In a salute to Sinatra in Vanity Fair “for showing the way”, Bennett shared his admiration for The Voice which he heard for the first time in 1935. On what was the American Idol of the day, a radio show call Major Bowes’ Amateur Hour, Sinatra captivated the then eleven-year-old Bennett with his confidence.
They would meet for the first time in 1956 when Bennet was asked to fill in for Perry Como on his NBC television show. Bennett was terrified, even though he already had three No. 1 hits, so he sought advice from Sinatra who was at the Paramount Theater. The elder singer told him: “Don’t worry about being nervous. People don’t mind that. It’s when you don’t care that they walk away from you.”

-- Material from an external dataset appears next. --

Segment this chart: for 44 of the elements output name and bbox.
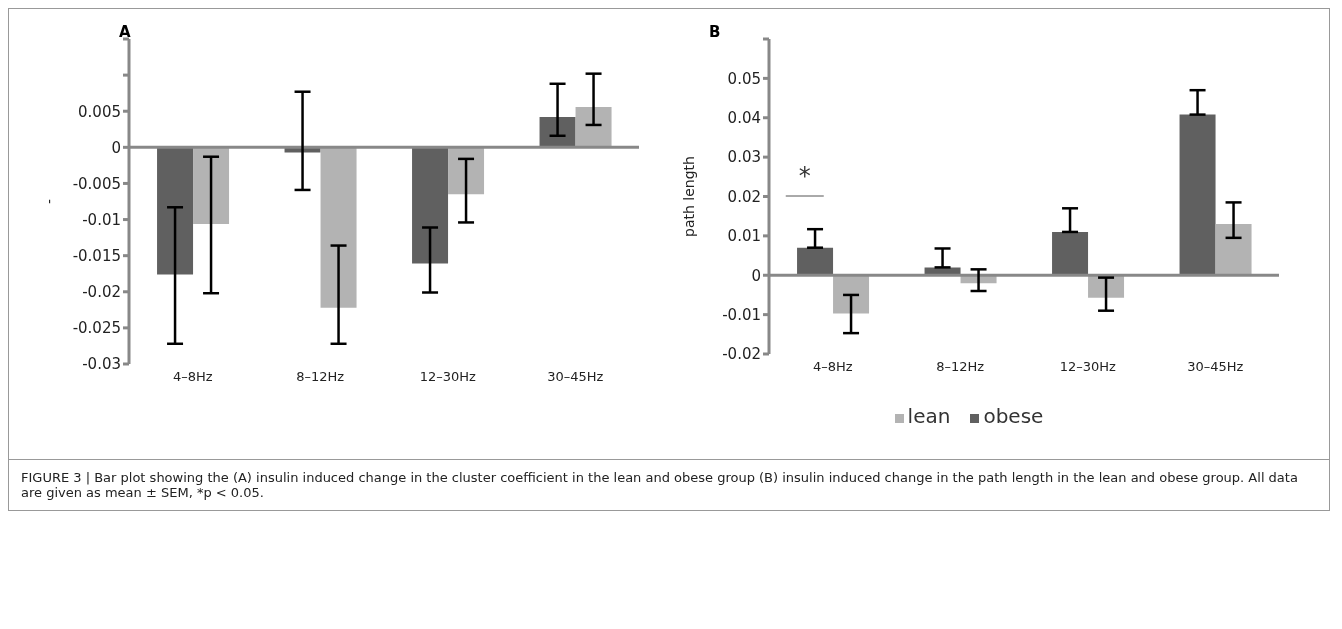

The two built a lasting friendship over the ensuing years and were each other’s fans, often praising the other’s work. In a Life magazine article in 1965 Sinatra spoke candidly about several singers saying “But for my money Tony Bennett is the best singer in the business. [He] gets across what the composer had in mind, and probably a little more.”
Bennett wrote in Vanity Fair: “I like to think that what he heard in my singing was the same honesty that I, and millions of others, found in his.”
Why wasn’t Tony Bennett in the Rat Pack?
You would think that if they were such good friends that Bennett would have been included in what James Wolcott called the “Mount Rushmore of men having fun.” The five members that comprised the group had a reputation of performing and filming movies together in addition to their partying and drinking.
Bennett said that he was never a part of the rabble-rousing club as he couldn’t keep up with them. “I had my singing and my painting, and with the hours they kept — whoa! — it’s just as well I wasn’t in that scene,” he said.